The Messiah isn’t coming soon. Until then, no one is going to save Africa but ourselves. Salvation will not come from Parliament or the money-making pastors who spray people with pesticide.
For centuries, Africans have been waiting for the redeemer. We looked to the first president of Ghana, Kwame Nkrumah – he was overthrown, then exiled until he died of prostate cancer in a Romanian hospital. We looked to the first prime minister of the Democratic Republic of Congo, Patrice Lumumba – he was executed by military dictator Mobutu Sese Seko’s firing squad. We looked to the first president of Mozambique, Samora Machel – he died in an aircraft crash. We looked to Nelson Mandela, but age was not on his side – his best years were stolen by apartheid. We looked to Thabo Mbeki, but he was recalled.
Africa is sliding downhill again. There is no philosophy to hold it together and there are no original ideas to lift the continent out of poverty.
Until the messiah arrives at OR Tambo International Airport in Johannesburg, Jomo Kenyatta International Airport in Nairobi or Sir Seewoosagur Ramgoolam International Airport in Port Louis – or at any other airport named after a politician – Africa will continue its decline.
The seat of all our troubles is the cult of personality. We must honour the people over the individual, particularly politicians, who are fallible by nature.

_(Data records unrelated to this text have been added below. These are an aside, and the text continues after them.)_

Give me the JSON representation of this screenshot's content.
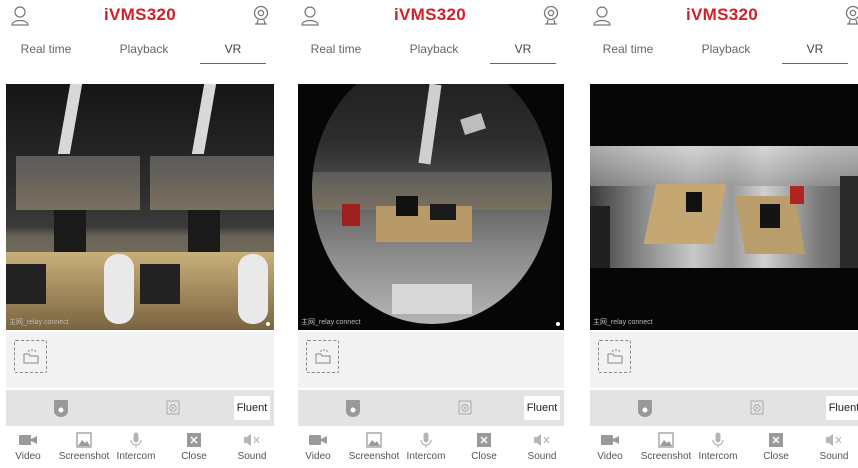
{
  "screens": [
    {
      "header": {
        "title": "iVMS320"
      },
      "tabs": [
        {
          "label": "Real time"
        },
        {
          "label": "Playback"
        },
        {
          "label": "VR"
        }
      ],
      "video": {
        "overlay_text": "主网_relay connect",
        "mode": "dual-panorama"
      },
      "quality": {
        "label": "Fluent"
      },
      "toolbar": [
        {
          "label": "Video"
        },
        {
          "label": "Screenshot"
        },
        {
          "label": "Intercom"
        },
        {
          "label": "Close"
        },
        {
          "label": "Sound"
        }
      ]
    },
    {
      "header": {
        "title": "iVMS320"
      },
      "tabs": [
        {
          "label": "Real time"
        },
        {
          "label": "Playback"
        },
        {
          "label": "VR"
        }
      ],
      "video": {
        "overlay_text": "主网_relay connect",
        "mode": "fisheye"
      },
      "quality": {
        "label": "Fluent"
      },
      "toolbar": [
        {
          "label": "Video"
        },
        {
          "label": "Screenshot"
        },
        {
          "label": "Intercom"
        },
        {
          "label": "Close"
        },
        {
          "label": "Sound"
        }
      ]
    },
    {
      "header": {
        "title": "iVMS320"
      },
      "tabs": [
        {
          "label": "Real time"
        },
        {
          "label": "Playback"
        },
        {
          "label": "VR"
        }
      ],
      "video": {
        "overlay_text": "主网_relay connect",
        "mode": "panorama-strip"
      },
      "quality": {
        "label": "Fluent"
      },
      "toolbar": [
        {
          "label": "Video"
        },
        {
          "label": "Screenshot"
        },
        {
          "label": "Intercom"
        },
        {
          "label": "Close"
        },
        {
          "label": "Sound"
        }
      ]
    }
  ],
  "active_tab": "VR",
  "icons": {
    "header_left": "user-icon",
    "header_right": "camera-icon",
    "thumbnail": "folder-icon",
    "control_left": "ptz-camera-icon",
    "control_middle": "fisheye-icon",
    "toolbar": [
      "video-record-icon",
      "screenshot-icon",
      "microphone-icon",
      "close-box-icon",
      "sound-mute-icon"
    ]
  },
  "colors": {
    "brand": "#d01f2a",
    "control_bar": "#e3e3e3",
    "thumb_bar": "#f2f2f2"
  }
}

This undeserved honour has its roots in royalty, which is why politicians expect to be treated like princes and princesses. During public gatherings, they expect to sit at elevated tables designated for VIPs (which a friend of mine says stands for very insecure person; and VVIP stands for very very insecure person).
When people think they are very important, they do not expect to be questioned by those they consider to be plebeians. What they do not know is that, because they have this heightened sense of self, they fail at their careers and will never become statesmen or women.

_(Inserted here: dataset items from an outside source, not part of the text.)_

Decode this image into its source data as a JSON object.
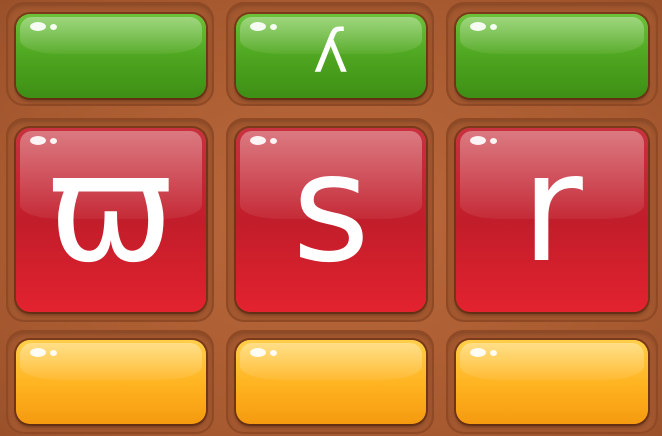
{
  "colors": {
    "frame": "#a85a30",
    "green": "#4fa620",
    "red": "#c11d2a",
    "orange": "#ffb21f",
    "glyph": "#ffffff"
  },
  "board": {
    "rows": [
      {
        "color": "green",
        "tiles": [
          {
            "glyph": "",
            "flipped": false
          },
          {
            "glyph": "у",
            "flipped": true
          },
          {
            "glyph": "",
            "flipped": false
          }
        ]
      },
      {
        "color": "red",
        "tiles": [
          {
            "glyph": "ϖ",
            "flipped": false
          },
          {
            "glyph": "s",
            "flipped": false
          },
          {
            "glyph": "r",
            "flipped": false
          }
        ]
      },
      {
        "color": "orange",
        "tiles": [
          {
            "glyph": "",
            "flipped": false
          },
          {
            "glyph": "",
            "flipped": false
          },
          {
            "glyph": "",
            "flipped": false
          }
        ]
      }
    ]
  }
}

Phumzile Mlambo-Ngcuka and Nkosazana Dlamini-Zuma are examples of how politicians should treat the people – with humility and respect. Perhaps their backgrounds equipped them well for their roles as leaders. Mlambo-Ngcuka was a teacher in KwaZulu-Natal and Dlamini-Zuma was a doctor at Mbabane Hospital in eSwatini (formerly Swaziland).
The former is now the executive director of UN Women with the rank of under secretary-general of the UN. I will not be surprised when she becomes secretary-general of the UN, just as Dlamini-Zuma became the chairperson of the African Union Commission – the first woman to hold that role.
People are people with souls that must be nurtured. They are not stepping stones for the politically ambitious.
Things are indeed falling apart, as Chinua Achebe wrote in Things Fall Apart, but to complain will not catapult us out of this quagmire. We need a thorough understanding of how we got here.
When South Africa became free, the world saw an unprecedented number of people becoming millionaires – not only was it enough to be rich, but age also mattered. Many young people became millionaires before the age of 30.
In the past, many rich people preferred to remain anonymous, but Forbes magazine now publishes their names and their worth every year, as if they are rock stars. Service ceased to be the key, and money took the front seat. Even the activists chased riches at all costs.
Like a people who are lost, we have to retrace our steps and return to the highest hill so we can find ourselves. Mlambo-Ngcuka and Dlamini-Zuma served before they collected. Their pride is in their service, and their humility enables them to do more and achieve more.
If you have been given a job, no matter how small, do your work with messianic diligence because you are the one anointed to do it.